So rates are at historic lows. So is it a good time to fix some or all of your loan? Many people say to me, Well, I can’t see rates going any lower. So should I be fixing?
My first thoughts are, don’t base your decision on what you think might happen with interest rates, because at the end of the day, it’s really just speculation. If the best economists can’t all agree on the future of the economy, well then no one can really say with any certainty what will happen. What you can do, however, is make a decision based on what is right for your personal circumstances.

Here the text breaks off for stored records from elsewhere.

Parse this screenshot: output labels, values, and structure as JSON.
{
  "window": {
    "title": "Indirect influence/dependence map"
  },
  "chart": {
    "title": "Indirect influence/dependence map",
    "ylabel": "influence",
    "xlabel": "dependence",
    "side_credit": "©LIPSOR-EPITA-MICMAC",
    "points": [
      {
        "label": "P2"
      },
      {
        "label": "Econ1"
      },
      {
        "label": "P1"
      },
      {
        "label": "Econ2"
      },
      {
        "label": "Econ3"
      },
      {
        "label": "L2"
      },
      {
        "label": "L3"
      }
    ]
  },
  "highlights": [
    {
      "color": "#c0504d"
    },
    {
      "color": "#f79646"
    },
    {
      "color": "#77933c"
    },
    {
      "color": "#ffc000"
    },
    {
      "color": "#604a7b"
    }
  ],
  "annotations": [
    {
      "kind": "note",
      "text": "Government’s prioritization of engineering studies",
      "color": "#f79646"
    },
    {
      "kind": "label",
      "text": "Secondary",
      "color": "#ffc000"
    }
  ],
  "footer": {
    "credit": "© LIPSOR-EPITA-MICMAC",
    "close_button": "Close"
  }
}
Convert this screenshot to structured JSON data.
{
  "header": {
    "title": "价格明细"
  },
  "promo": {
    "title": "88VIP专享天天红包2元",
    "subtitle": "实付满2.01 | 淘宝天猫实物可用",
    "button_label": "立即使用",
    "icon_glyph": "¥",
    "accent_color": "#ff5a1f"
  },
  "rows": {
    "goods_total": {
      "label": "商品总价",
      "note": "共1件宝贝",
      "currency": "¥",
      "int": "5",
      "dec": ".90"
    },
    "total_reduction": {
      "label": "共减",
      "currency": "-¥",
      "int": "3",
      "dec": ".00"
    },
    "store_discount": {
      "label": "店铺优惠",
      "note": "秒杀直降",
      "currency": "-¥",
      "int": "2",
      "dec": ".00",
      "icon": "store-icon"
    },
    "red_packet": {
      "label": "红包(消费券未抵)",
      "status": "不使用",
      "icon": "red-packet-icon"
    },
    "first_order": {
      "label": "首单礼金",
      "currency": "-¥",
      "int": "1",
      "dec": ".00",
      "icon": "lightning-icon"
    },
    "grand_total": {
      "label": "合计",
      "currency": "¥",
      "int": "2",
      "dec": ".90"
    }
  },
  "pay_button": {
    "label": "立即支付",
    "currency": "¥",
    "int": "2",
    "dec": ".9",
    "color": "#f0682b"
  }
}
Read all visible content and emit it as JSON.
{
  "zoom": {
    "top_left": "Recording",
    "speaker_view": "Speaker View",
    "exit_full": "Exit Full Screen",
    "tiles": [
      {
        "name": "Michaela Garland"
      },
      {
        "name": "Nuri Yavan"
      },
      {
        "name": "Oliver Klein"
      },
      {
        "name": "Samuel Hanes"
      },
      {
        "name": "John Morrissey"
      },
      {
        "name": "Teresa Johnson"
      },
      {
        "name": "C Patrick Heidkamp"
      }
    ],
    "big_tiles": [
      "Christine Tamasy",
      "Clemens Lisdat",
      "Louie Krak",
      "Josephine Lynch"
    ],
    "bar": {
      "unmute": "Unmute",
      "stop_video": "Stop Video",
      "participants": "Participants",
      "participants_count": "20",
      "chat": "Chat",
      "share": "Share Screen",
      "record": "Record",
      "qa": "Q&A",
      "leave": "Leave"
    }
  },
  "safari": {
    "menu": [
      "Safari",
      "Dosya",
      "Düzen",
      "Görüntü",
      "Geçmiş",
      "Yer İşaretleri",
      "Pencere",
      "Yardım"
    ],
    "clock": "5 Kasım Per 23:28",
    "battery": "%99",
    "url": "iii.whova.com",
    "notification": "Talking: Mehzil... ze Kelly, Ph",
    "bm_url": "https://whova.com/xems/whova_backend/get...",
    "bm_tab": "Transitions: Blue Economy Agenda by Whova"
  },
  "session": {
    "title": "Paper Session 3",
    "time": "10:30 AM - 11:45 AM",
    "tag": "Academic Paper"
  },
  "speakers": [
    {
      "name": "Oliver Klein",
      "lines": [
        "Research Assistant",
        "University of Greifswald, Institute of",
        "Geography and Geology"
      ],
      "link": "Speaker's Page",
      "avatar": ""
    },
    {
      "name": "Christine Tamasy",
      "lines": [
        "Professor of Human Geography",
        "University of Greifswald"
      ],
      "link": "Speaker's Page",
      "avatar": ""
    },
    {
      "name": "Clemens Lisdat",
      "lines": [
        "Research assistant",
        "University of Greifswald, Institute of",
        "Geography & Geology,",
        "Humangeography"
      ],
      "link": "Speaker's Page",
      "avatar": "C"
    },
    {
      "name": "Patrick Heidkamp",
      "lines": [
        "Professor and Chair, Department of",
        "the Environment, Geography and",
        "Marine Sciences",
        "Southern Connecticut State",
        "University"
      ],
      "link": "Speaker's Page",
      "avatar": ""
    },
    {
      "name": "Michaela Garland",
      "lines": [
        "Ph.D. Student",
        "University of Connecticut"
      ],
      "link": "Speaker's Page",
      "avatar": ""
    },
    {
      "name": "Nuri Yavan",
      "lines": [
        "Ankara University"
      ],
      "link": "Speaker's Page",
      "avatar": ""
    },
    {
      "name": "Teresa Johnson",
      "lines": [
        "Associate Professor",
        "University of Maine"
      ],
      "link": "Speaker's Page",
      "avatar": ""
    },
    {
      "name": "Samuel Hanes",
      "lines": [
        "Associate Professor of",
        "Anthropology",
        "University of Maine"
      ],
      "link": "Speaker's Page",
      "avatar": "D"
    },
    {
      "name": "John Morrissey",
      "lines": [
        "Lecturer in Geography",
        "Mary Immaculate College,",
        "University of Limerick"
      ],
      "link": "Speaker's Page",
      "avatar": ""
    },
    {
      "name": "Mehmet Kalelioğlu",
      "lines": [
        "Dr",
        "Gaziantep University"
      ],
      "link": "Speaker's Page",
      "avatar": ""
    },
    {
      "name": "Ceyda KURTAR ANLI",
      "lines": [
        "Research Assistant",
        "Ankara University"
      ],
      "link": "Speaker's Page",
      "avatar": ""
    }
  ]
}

You need to consider some of the following, if there’s any chance that you may sell the property in the next few years, if you need some comfort around your budgeted repayments each month, for example, if you’re planning on starting a family and will have increased expenses and less income for a period, or if it just makes you feel better having certainty around repayments, or if you’ll have some extra savings that can offset the loan or pay it down quicker, these are all factors to consider when thinking about fixed rates.
Generally, with fixed rates, you are capped at the amount of repayments you can make each year above the minimum, and extra repayments often aren’t available for redraw during the fixed period.
Also how you will feel if you take a fixed rate and then rates decrease. In my experience, most people want to look at breaking the fixed rate, and then will incur significant penalty fees to do so. Essentially, once you’re locked in, you’re locked in.
Another little known factor is if you need to refinance. Now, most people assume they refinance for a lower rate, but often you refinance for other reasons. For example, your current bank won’t let you access enough funds for renovations compared with the credit policy of another bank. If you have a fixed rate, you can be hit with penalties to move lenders.
If you do want to fix given rates are historically low. I don’t think you can really go wrong with a fixed rate. What most people do is actually split the loan into two and keep one variable and one fixed, thereby giving you the best of both worlds.